So that's all the GNOME stuff that was pulled in by over 600 non-GNOME ports. Is it worth losing sleep over, really?


----------



## aragon (Mar 3, 2010)

Unfortunately grepping pkg_info's output for "gnome" is not an accurate way of seeing what gnome components are installed.  To the point though, it's impossible to setup even a vaguely useful desktop without at least some gnome components... unless all you want is xterm and terminal apps. (and even there glib might be needed)


----------



## DutchDaemon (Mar 3, 2010)

@aragon

I know, but the proportion of Gnome-related ports on a non-Gnome system is negligible on any reasonably 'loaded' system (I bet it's much less than 5% of the number of total ports), and they're usually smaller 'lib' and 'util' ports, no massive core ports, so space-wise it's peanuts.


----------



## Brandybuck (Mar 3, 2010)

Most of the stuff with "gnome" in the name or description are not really a part of GNOME. It gets kind of confusing, but as a rule of thumb I wouldn't consider anything that doesn't require libgnome or libgnomeui to be a part of GNOME.


----------



## troberts (Mar 4, 2010)

DutchDaemon said:
			
		

> So that's all the GNOME stuff that was pulled in by over 600 non-GNOME ports. Is it worth losing sleep over, really?
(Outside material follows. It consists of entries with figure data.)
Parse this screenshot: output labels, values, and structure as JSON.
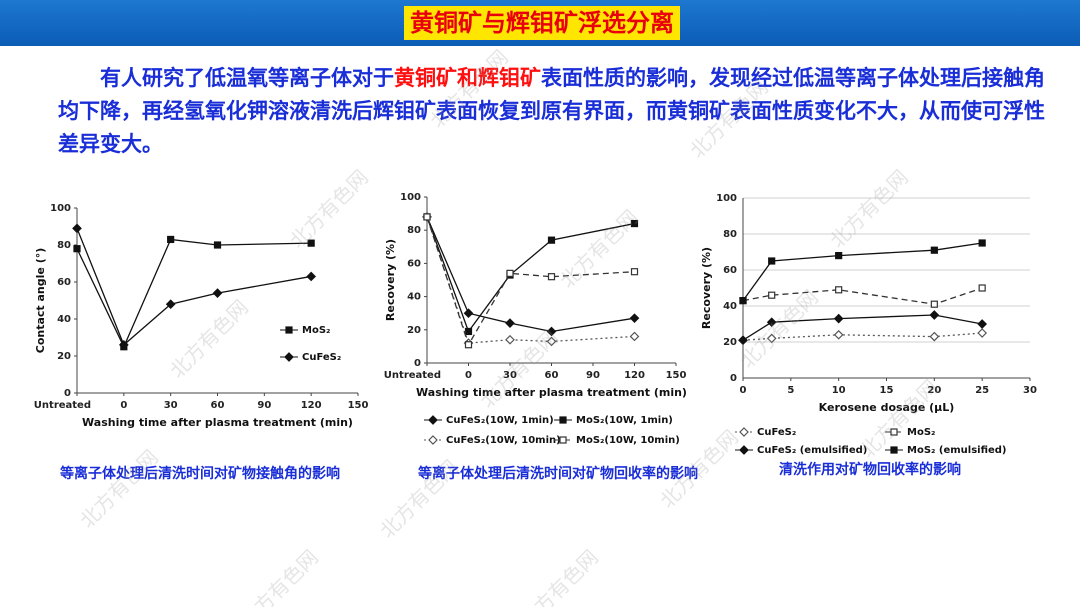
{
  "slide": {
    "title": "黄铜矿与辉钼矿浮选分离",
    "paragraph": [
      "有人研究了低温氧等离子体对于",
      "黄铜矿和辉钼矿",
      "表面性质的影响，发现经过低温等离子体处理后接触角均下降，再经氢氧化钾溶液清洗后辉钼矿表面恢复到原有界面，而黄铜矿表面性质变化不大，从而使可浮性差异变大。"
    ],
    "watermark": "北方有色网"
  },
  "chart_data": [
    {
      "type": "line",
      "caption": "等离子体处理后清洗时间对矿物接触角的影响",
      "x_label": "Washing time after plasma treatment (min)",
      "y_label": "Contact angle (°)",
      "x": [
        -30,
        0,
        30,
        60,
        120
      ],
      "xlim": [
        -30,
        150
      ],
      "xticks": [
        {
          "value": -30,
          "label": "Untreated"
        },
        0,
        30,
        60,
        90,
        120,
        150
      ],
      "ylim": [
        0,
        100
      ],
      "yticks": [
        0,
        20,
        40,
        60,
        80,
        100
      ],
      "grid": false,
      "legend": "center right",
      "series": [
        {
          "name": "MoS₂",
          "color": "#111111",
          "marker": "square",
          "filled": true,
          "dash": "solid",
          "values": [
            78,
            25,
            83,
            80,
            81
          ]
        },
        {
          "name": "CuFeS₂",
          "color": "#111111",
          "marker": "diamond",
          "filled": true,
          "dash": "solid",
          "values": [
            89,
            26,
            48,
            54,
            63
          ]
        }
      ]
    },
    {
      "type": "line",
      "caption": "等离子体处理后清洗时间对矿物回收率的影响",
      "x_label": "Washing time after plasma treatment (min)",
      "y_label": "Recovery (%)",
      "x": [
        -30,
        0,
        30,
        60,
        120
      ],
      "xlim": [
        -30,
        150
      ],
      "xticks": [
        {
          "value": -30,
          "label": "Untreated"
        },
        0,
        30,
        60,
        90,
        120,
        150
      ],
      "ylim": [
        0,
        100
      ],
      "yticks": [
        0,
        20,
        40,
        60,
        80,
        100
      ],
      "grid": false,
      "legend": "bottom",
      "series": [
        {
          "name": "CuFeS₂(10W, 1min)",
          "color": "#111111",
          "marker": "diamond",
          "filled": true,
          "dash": "solid",
          "values": [
            88,
            30,
            24,
            19,
            27
          ]
        },
        {
          "name": "MoS₂(10W, 1min)",
          "color": "#111111",
          "marker": "square",
          "filled": true,
          "dash": "solid",
          "values": [
            88,
            19,
            53,
            74,
            84
          ]
        },
        {
          "name": "CuFeS₂(10W, 10min)",
          "color": "#555555",
          "marker": "diamond",
          "filled": false,
          "dash": "dotted",
          "values": [
            88,
            12,
            14,
            13,
            16
          ]
        },
        {
          "name": "MoS₂(10W, 10min)",
          "color": "#333333",
          "marker": "square",
          "filled": false,
          "dash": "dashed",
          "values": [
            88,
            11,
            54,
            52,
            55
          ]
        }
      ]
    },
    {
      "type": "line",
      "caption": "清洗作用对矿物回收率的影响",
      "x_label": "Kerosene dosage (μL)",
      "y_label": "Recovery (%)",
      "x": [
        0,
        3,
        10,
        20,
        25
      ],
      "xlim": [
        0,
        30
      ],
      "xticks": [
        0,
        5,
        10,
        15,
        20,
        25,
        30
      ],
      "ylim": [
        0,
        100
      ],
      "yticks": [
        0,
        20,
        40,
        60,
        80,
        100
      ],
      "grid": true,
      "legend": "bottom",
      "series": [
        {
          "name": "CuFeS₂",
          "color": "#555555",
          "marker": "diamond",
          "filled": false,
          "dash": "dotted",
          "values": [
            21,
            22,
            24,
            23,
            25
          ]
        },
        {
          "name": "MoS₂",
          "color": "#333333",
          "marker": "square",
          "filled": false,
          "dash": "dashed",
          "values": [
            43,
            46,
            49,
            41,
            50
          ]
        },
        {
          "name": "CuFeS₂ (emulsified)",
          "color": "#111111",
          "marker": "diamond",
          "filled": true,
          "dash": "solid",
          "values": [
            21,
            31,
            33,
            35,
            30
          ]
        },
        {
          "name": "MoS₂ (emulsified)",
          "color": "#111111",
          "marker": "square",
          "filled": true,
          "dash": "solid",
          "values": [
            43,
            65,
            68,
            71,
            75
          ]
        }
      ]
    }
  ]
}
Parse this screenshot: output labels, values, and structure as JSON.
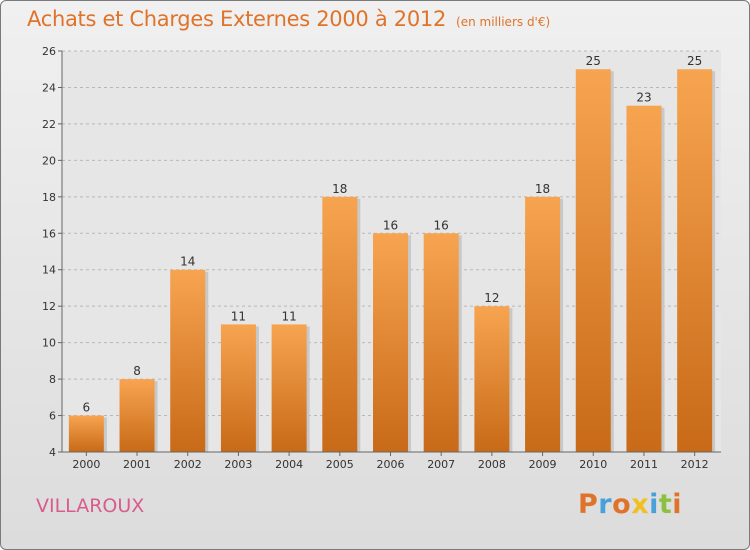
{
  "header": {
    "title": "Achats et Charges Externes 2000 à 2012",
    "unit": "(en milliers d'€)"
  },
  "footer": {
    "town": "VILLAROUX",
    "brand": "Proxiti"
  },
  "colors": {
    "bar_light": "#f7a450",
    "bar_dark": "#c86a18",
    "title": "#e0732a",
    "town": "#d95c8c",
    "brand_letters": [
      "#e0732a",
      "#4aa0d8",
      "#e0732a",
      "#f0c020",
      "#4aa0d8",
      "#8cc040",
      "#e0732a"
    ]
  },
  "chart_data": {
    "type": "bar",
    "title": "Achats et Charges Externes 2000 à 2012",
    "unit": "(en milliers d'€)",
    "categories": [
      "2000",
      "2001",
      "2002",
      "2003",
      "2004",
      "2005",
      "2006",
      "2007",
      "2008",
      "2009",
      "2010",
      "2011",
      "2012"
    ],
    "values": [
      6,
      8,
      14,
      11,
      11,
      18,
      16,
      16,
      12,
      18,
      25,
      23,
      25
    ],
    "ylim": [
      4,
      26
    ],
    "yticks": [
      4,
      6,
      8,
      10,
      12,
      14,
      16,
      18,
      20,
      22,
      24,
      26
    ],
    "grid": "horizontal dashed"
  }
}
No, I will not lose sleep over it.

Looking closer at the Makefile it seems to me that if libgnomeui is installed then it will compile it into Firefox (assumes GNOME is installed?), but if it is not then compiling continues as if it doesn't exist. Since I had to reinstall my system and libgnomeui was not installed, Firefox does not list it as a dependency; however, I did use WITHOUT_GNOME=true in the make statement, but I do not know if that would have worked if libgnomeui had been installed. 

I could either move the --disable-gnomeui into the MOZ_OPTIONS section of the Makefile and delete the if statement, or delete the if statement except for MOZ_OPTIONS+=--disable-gnomeui, but that would be an inconvenience at the very least. 

While I am not trying to LFS my FBSD, the if statements do exist and it would be nice to not have things compiled into the application that are not needed. Is there a way to make HAVE_GNOME have a "false" value or is there nothing I can do?


----------



## DutchDaemon (Mar 4, 2010)

A quick scan of /usr/ports/Mk/bsd.gnome.mk (and some other files where GNOME is referenced, like bsd.gecko.mk and bsd.xorg.mk) seems to suggest there's only this target for what you want:

WITHOUT_GNOME="yes"

I don't know the range of this setting, but it's worth keeping around, I guess. 

Unfortunately, setting things like USE_GNOME or HAVE_GNOME to _any_ value (even 'false') will simply activate them, which is the opposite of what you want (a.k.a. DONT_WANT="yes").


----------